Scarborough Downs, the famed race track, entered into a contract with fellow track Suffolk Downs back in 2012, but since then tensions between the two organizations have been on the rise. Suffolk is threatening a $180,000 breach of contract lawsuit for an alleged failure to pay out profits from remote bets. Florida horse race fans will recognize the practice of remote betting, but if money was not changing hands as it should have, the suit may carry weight in court.
The agreement between the two tracks stipulated specifically how the two organizations would split profits from lost wagers. While Suffolk closed its doors as a functioning track last year, it has continued to operate as a broker to manage remote wagering between Scarborough Downs and other tracks. As a result, the original contract was still valid.

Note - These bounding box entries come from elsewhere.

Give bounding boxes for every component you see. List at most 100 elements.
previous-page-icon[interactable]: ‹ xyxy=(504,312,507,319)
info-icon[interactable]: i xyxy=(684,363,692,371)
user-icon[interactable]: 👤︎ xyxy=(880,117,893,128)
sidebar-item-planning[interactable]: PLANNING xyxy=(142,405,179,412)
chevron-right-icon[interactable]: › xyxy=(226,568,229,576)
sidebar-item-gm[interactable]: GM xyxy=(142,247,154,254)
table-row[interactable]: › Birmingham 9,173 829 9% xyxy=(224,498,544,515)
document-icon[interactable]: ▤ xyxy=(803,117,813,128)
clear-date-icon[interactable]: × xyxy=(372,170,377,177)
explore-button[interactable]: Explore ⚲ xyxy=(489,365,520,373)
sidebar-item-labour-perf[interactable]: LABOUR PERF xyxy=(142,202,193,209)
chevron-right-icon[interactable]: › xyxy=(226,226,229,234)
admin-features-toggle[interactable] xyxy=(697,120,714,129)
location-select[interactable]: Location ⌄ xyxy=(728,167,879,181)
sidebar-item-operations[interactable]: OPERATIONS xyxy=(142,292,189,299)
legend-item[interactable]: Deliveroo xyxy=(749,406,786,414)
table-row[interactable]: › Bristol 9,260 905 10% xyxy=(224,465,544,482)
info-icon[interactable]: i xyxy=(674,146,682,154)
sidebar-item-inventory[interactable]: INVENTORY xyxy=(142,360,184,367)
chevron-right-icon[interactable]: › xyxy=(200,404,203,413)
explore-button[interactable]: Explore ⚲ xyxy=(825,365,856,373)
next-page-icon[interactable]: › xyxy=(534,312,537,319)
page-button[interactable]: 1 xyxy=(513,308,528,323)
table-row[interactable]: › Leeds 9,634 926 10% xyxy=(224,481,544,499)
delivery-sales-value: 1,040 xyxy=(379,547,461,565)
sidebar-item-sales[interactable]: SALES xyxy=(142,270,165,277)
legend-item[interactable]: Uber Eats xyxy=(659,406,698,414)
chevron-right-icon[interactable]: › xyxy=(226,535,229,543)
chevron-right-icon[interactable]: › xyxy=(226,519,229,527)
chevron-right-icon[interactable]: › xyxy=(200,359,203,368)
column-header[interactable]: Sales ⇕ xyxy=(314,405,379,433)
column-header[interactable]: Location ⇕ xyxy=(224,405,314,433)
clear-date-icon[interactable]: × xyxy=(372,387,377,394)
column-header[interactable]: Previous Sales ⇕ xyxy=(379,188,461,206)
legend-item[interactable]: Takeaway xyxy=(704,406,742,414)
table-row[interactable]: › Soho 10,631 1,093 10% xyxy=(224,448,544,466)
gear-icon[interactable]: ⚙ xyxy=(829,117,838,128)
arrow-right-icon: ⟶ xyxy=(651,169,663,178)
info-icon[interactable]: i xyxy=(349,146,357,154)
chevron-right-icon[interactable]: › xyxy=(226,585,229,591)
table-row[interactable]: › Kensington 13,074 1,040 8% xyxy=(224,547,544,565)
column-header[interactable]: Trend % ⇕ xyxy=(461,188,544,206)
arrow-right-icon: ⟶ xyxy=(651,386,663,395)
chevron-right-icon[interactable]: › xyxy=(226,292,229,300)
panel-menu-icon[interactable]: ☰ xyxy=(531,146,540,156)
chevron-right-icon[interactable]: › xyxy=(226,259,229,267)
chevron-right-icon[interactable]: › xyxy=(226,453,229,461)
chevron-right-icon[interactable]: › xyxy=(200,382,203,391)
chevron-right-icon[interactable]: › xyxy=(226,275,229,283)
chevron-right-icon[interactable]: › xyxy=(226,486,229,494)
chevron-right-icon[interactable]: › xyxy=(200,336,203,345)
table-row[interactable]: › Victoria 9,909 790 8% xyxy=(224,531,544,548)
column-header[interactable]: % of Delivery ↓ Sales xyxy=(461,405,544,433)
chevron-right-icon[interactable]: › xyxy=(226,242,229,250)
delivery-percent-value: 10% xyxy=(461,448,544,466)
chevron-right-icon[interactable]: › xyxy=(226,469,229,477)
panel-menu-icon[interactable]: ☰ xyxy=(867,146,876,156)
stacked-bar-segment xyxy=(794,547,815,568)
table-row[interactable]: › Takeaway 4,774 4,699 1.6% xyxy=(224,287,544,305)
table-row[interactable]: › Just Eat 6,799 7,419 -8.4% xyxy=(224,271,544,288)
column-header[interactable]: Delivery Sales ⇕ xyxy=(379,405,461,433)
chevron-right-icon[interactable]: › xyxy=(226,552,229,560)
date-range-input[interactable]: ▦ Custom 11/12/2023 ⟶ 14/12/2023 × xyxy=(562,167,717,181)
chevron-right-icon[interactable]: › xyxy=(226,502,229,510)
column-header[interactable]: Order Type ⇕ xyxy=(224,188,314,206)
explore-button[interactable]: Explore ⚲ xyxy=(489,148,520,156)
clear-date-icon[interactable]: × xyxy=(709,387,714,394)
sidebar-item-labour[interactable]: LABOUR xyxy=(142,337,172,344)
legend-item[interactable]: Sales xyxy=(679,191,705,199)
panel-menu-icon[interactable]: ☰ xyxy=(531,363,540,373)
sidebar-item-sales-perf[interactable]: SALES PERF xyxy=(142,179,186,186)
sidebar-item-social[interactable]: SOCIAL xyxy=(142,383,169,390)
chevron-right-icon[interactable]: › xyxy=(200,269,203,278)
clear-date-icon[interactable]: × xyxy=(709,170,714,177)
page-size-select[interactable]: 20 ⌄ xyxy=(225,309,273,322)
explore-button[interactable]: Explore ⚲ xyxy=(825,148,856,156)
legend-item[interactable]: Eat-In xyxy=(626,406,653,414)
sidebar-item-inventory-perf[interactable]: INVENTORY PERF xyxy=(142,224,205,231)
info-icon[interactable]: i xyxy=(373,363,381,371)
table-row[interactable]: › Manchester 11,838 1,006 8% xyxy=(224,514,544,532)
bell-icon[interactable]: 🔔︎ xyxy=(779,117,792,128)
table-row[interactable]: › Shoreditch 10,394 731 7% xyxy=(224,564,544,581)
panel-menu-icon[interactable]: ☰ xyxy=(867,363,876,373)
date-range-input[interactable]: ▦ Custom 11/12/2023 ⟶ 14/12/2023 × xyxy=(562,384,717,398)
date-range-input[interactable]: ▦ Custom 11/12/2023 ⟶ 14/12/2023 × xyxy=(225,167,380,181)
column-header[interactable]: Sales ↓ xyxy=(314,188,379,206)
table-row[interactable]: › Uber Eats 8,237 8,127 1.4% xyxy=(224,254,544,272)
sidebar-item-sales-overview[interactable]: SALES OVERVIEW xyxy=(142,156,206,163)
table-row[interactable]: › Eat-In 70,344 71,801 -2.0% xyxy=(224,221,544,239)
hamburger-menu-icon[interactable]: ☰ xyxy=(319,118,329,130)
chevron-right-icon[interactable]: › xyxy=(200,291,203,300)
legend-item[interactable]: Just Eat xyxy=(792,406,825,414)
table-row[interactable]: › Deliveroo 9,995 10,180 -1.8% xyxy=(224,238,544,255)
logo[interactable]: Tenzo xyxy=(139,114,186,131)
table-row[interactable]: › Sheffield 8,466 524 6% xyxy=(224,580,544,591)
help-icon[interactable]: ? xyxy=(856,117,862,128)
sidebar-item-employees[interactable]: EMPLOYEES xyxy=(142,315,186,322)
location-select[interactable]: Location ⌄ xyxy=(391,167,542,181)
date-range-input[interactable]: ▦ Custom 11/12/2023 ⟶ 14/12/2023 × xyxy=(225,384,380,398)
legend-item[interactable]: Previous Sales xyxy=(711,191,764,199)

However, the suit filed by Suffolk claims nearly $160,000 in lost bets were not paid out as the contract requires. In addition to multiple fees and commissions, the total rises to almost $180,000. Representation for Suffolk says the contract breach does not appear to be a wilful denial of payment, but rather a failure to do so. However, this distinction may matter little in the court that will oversee the case, since in either case the money has not apparently changed hands.
Florida residents familiar with business practices will understand how important it is to meet the requirements of an agreed-upon contract. When bills due are left unpaid, a breach of contract suit is often a logical step for the company or interest left wanting. In this case, if Scarborough Downs is found to have violated the agreement, it could face a hefty bill made more expensive by court fees.